The Tatmadaw, with their entourages and their fat American SUVs and their disgusting wedding-cake houses, are irredeemably, unremittingly evil. They are not in any way a force for good in any universe. They reap money, and they sow death, destruction, humiliation, genocide, indiscriminate violence.
They continue to make billions of illegal dollars, launder and reinvest them through their friends in Singapore (also a key jump-off point for the North Koreans), and are so rich that in-country delights are not upscale enough for them anymore and they are required to seek titillation outside the region in destinations to which they can afford to travel by chartered jet.
So, if you’re looking for evidence that having an army outside political control and operating thereby with total impunity is in any way a good thing, you are not going to find it in Myanmar.
There is a very good argument to be made for this: If the Tatmadaw are allowed to get away with this iniquity, unpunished, what hope have we for an equitable world? It’s the victory of the thug-oligarchy. We’re all going to be serfs again, if they have their way. Their reign is a prima facie outrage, an ice pick in the heart of Justice.
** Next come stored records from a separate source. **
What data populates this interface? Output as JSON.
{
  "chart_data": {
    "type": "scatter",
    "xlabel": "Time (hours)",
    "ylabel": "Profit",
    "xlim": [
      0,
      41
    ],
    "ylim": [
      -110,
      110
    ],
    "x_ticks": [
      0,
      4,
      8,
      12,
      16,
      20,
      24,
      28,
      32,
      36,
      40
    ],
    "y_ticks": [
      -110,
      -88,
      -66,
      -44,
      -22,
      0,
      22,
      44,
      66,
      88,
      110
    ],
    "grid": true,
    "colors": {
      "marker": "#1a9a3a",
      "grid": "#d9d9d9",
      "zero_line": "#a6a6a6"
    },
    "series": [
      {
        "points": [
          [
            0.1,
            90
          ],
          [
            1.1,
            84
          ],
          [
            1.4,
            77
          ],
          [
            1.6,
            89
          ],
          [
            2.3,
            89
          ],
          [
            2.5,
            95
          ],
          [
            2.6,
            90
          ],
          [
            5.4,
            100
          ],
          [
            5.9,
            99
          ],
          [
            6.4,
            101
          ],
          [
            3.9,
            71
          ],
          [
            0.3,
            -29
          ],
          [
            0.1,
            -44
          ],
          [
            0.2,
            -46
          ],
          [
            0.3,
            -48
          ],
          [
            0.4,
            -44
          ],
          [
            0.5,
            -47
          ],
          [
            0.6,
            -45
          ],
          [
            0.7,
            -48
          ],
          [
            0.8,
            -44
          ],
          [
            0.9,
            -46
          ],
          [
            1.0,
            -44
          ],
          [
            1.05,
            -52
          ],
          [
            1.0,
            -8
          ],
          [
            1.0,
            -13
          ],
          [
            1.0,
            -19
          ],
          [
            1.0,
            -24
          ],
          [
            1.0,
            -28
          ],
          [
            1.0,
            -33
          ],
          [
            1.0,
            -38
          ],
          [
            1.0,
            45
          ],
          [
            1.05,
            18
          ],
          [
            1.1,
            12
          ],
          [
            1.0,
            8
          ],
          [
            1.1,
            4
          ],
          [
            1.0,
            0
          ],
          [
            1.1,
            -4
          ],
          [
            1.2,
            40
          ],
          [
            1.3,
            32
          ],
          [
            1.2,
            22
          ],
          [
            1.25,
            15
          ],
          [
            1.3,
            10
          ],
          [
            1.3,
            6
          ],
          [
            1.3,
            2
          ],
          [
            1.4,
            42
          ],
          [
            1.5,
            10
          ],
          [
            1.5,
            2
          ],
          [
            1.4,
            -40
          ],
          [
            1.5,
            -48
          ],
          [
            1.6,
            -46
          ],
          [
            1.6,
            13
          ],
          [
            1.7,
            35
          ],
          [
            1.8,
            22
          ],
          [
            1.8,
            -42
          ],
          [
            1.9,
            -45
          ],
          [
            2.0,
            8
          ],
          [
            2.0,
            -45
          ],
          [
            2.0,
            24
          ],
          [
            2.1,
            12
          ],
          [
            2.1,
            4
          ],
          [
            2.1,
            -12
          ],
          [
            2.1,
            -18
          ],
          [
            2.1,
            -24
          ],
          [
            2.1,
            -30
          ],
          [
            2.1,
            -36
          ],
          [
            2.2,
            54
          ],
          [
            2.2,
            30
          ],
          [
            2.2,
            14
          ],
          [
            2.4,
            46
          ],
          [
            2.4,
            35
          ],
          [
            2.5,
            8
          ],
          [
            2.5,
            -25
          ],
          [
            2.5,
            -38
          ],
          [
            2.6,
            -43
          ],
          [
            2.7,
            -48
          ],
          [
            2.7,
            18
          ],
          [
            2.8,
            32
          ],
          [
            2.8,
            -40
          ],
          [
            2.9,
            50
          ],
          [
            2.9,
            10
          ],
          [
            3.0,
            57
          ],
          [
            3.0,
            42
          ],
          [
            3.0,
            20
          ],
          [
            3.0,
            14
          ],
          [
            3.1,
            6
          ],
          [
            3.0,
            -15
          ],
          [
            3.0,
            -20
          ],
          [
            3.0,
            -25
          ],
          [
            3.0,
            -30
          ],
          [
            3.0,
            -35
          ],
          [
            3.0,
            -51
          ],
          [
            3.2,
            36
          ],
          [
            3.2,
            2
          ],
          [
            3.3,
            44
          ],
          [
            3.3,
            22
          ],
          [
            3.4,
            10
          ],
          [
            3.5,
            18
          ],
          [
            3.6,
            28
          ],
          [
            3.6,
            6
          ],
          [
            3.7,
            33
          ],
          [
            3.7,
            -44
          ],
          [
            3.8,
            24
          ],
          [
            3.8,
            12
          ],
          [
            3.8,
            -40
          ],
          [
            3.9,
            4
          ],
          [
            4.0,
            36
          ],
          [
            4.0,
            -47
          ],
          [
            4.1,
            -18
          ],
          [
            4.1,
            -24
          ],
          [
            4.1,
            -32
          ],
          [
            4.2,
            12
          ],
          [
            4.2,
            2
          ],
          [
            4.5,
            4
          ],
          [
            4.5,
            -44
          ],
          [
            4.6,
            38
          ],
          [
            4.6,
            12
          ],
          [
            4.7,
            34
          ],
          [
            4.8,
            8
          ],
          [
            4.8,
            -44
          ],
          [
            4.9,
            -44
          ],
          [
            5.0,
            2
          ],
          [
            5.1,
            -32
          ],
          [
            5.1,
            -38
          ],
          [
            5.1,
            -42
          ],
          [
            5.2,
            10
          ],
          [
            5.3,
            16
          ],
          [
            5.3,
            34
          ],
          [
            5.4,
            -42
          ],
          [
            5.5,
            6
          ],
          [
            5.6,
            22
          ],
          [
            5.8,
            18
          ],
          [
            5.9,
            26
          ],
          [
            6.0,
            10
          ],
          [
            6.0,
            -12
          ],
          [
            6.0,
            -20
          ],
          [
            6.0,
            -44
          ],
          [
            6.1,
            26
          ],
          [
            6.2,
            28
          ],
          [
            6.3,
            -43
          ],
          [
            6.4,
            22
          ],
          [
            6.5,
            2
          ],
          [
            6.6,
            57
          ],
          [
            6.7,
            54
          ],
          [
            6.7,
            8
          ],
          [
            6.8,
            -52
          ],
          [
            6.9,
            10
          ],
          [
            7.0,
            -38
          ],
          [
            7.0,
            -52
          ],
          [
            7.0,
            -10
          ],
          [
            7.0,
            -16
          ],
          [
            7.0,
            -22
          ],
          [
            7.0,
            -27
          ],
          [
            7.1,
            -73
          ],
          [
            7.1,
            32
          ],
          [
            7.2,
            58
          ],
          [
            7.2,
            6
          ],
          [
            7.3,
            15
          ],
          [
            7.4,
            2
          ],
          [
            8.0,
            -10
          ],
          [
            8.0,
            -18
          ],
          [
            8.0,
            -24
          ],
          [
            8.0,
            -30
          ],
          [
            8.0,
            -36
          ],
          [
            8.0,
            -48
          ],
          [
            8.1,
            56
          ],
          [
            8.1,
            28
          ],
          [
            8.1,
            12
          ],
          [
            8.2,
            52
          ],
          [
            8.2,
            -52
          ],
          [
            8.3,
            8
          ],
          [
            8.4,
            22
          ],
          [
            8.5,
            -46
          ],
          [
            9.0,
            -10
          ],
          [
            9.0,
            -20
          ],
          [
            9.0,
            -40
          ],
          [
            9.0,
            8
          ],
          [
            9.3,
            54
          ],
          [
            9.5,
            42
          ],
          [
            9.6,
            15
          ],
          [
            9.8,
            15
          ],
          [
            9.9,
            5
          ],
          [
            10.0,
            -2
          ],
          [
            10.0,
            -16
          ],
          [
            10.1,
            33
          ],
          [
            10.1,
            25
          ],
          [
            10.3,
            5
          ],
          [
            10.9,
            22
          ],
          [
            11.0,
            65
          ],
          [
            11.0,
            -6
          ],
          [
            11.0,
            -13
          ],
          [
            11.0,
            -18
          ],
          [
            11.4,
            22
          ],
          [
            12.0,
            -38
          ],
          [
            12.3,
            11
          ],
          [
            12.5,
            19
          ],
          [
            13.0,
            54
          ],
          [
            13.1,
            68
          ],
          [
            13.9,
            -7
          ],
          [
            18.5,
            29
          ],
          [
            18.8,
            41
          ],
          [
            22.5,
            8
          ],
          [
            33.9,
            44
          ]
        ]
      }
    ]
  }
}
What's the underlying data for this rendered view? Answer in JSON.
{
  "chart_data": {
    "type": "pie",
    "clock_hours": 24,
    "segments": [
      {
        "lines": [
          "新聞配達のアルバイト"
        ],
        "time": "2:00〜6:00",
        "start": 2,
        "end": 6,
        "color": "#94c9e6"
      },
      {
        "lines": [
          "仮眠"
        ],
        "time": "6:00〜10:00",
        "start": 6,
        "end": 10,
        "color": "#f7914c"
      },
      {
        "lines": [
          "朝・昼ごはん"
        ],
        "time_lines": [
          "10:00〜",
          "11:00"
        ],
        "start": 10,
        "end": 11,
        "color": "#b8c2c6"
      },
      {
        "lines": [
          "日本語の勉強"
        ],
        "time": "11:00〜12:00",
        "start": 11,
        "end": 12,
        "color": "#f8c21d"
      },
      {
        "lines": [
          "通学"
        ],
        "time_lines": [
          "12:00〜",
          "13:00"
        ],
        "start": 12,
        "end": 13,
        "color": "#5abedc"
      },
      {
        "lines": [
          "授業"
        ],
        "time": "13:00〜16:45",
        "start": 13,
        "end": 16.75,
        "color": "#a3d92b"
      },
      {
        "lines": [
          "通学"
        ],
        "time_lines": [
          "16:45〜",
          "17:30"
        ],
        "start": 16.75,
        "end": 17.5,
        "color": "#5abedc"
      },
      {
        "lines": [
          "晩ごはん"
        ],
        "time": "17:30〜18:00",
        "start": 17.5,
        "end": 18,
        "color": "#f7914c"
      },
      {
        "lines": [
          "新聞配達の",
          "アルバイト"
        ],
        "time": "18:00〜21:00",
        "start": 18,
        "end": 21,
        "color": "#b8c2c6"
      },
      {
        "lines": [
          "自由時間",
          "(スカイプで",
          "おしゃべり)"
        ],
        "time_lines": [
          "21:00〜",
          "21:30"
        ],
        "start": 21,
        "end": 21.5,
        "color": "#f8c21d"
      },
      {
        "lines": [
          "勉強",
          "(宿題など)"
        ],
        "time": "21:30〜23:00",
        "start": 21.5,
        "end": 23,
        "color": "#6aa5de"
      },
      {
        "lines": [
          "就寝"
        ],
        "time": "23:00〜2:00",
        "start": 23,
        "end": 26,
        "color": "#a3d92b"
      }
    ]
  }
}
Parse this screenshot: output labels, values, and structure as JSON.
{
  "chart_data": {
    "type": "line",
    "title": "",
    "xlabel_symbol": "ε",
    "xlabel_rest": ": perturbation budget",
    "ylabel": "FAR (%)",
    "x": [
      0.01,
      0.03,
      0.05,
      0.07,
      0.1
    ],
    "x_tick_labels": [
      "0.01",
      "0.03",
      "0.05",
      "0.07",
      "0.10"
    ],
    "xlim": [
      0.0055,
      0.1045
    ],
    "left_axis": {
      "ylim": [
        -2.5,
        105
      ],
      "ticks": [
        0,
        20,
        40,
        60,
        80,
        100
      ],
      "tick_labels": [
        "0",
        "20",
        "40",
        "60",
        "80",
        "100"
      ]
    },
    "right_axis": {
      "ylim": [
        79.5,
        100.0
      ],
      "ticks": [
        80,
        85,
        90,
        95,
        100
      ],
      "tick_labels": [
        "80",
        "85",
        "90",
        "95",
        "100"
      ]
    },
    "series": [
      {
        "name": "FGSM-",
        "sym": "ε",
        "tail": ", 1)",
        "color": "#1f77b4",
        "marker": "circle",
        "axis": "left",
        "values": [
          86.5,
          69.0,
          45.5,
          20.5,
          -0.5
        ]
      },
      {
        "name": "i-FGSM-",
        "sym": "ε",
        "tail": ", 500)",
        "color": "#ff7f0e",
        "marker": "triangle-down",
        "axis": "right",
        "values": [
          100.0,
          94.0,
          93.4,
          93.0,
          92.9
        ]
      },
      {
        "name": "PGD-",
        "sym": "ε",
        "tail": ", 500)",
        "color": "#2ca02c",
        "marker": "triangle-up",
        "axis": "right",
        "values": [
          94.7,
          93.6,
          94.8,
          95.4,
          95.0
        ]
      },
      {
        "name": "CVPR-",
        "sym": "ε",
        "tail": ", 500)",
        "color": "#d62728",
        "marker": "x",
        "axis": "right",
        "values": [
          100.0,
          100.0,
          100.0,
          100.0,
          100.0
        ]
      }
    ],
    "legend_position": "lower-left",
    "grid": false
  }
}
Don’t be fooled by media images of ‘pro-coup’ protesters. No one supports the coup. Army pensioners and poverty-stricken villagers are a reliable enough source of manpower for the Tatmadaw, though. They’re biddable. Cracking a few anti-coup heads for cash is easy money for those who have no other means of supporting wives made redundant from Covid-affected garment factories. The army, who never say no to a bit of cosplay, are donning police uniforms and getting into the action. And they’re ready to do whatever China says.